In our exercise, the quotient rule helps identify the integrand expression as the derivative of \(\frac{f(x)}{g(x)}\). Understanding this connection is the key to connecting differentiation with the subsequent integration step, simplifying the given integral.

The Fundamental Theorem of Calculus is central to the relationship between differentiation and integration. It comprises two parts and links the concept of the derivative of a function with its integral.

The theorem states:

• If \(F(x)\) is an antiderivative of a function \(f(x)\) over an interval, then the integral of \(f(x)\) from \(a\) to \(b\) is \(F(b) - F(a)\).
• If we have \(F'(x) = f(x)\), then integrating \(f(x)\) yields \(F(x)\) plus a constant \(C\).

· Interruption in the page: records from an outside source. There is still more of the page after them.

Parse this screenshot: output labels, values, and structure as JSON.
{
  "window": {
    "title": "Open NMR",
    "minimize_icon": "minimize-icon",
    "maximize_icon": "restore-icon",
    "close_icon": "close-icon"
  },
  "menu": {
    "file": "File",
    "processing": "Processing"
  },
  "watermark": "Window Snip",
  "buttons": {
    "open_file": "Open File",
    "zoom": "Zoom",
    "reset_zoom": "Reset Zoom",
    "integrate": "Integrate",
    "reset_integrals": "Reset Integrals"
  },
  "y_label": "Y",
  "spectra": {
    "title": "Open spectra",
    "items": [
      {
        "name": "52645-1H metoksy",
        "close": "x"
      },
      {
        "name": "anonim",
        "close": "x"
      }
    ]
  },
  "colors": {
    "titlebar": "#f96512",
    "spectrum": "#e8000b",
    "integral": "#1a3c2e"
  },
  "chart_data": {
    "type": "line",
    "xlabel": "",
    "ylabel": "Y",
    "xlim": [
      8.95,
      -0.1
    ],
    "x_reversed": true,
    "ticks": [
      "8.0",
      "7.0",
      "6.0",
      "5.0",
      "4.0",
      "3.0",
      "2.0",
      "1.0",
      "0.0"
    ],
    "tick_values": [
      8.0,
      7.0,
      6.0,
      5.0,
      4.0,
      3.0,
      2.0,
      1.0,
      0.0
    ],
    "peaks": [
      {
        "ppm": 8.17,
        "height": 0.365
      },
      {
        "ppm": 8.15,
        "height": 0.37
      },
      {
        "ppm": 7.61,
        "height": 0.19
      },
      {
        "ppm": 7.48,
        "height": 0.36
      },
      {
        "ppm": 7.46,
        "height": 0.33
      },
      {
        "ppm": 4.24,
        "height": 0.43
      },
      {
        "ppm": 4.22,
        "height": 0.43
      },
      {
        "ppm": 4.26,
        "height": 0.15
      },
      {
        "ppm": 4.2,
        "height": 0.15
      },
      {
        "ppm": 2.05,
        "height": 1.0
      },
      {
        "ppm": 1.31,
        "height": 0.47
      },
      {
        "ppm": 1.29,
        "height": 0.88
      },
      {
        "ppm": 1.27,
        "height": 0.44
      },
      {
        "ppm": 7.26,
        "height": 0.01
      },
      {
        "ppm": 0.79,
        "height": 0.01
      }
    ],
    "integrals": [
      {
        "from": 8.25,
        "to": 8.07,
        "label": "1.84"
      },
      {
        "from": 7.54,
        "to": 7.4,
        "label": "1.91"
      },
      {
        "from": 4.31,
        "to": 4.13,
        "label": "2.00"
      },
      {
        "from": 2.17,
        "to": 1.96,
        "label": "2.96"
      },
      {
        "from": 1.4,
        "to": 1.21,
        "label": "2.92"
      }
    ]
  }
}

Applying this theorem, if the integrand is a derivative of a known function, integrating it returns that function itself up to a constant. In our solution, recognizing that the integrand was \( \frac{d}{dx}\left(\frac{f(x)}{g(x)}\right) \), allows us to straightforwardly conclude that integrating yields \( \frac{f(x)}{g(x)} + C \), which confirms the validity of the exercise's formula.

Integration of derivatives may at first seem redundant. However, it's a powerful calculus concept. It proves that by following certain steps, one can reverse the effect of differentiation, effectively undoing it.
Consider the relationship:
If \( \frac{d}{dx}(F(x)) = f(x) \), and when \( f(x) \) is integrated, it reproduces \( F(x) \) with an integration constant \( C \).

In our given problem,

• We have an integrand \( \frac{g(x)f'(x) - f(x)g'(x)}{g^2(x)} \).
• This is the derivative of \( \frac{f(x)}{g(x)} \)

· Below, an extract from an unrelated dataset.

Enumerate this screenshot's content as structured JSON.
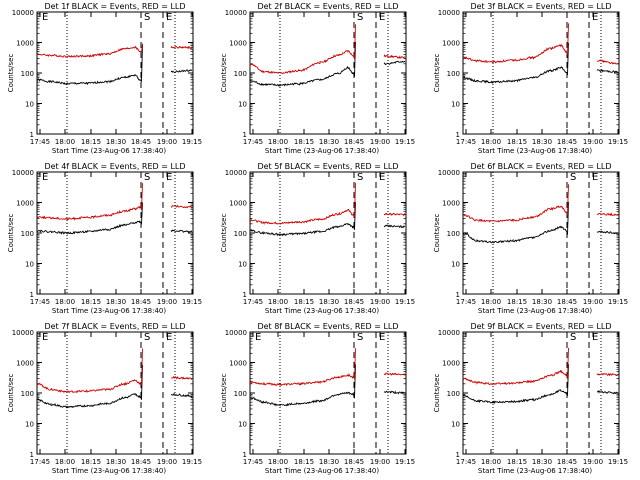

Once the integrand was recognized as a derivative, integrating it returned the original function divided, \( \frac{f(x)}{g(x)} \), plus the constant \( C \).
This seamless transition between differentiation and integration allows calculus to flexibly tackle a variety of function types, ultimately making calculus one of the most powerful mathematical tools in studying change.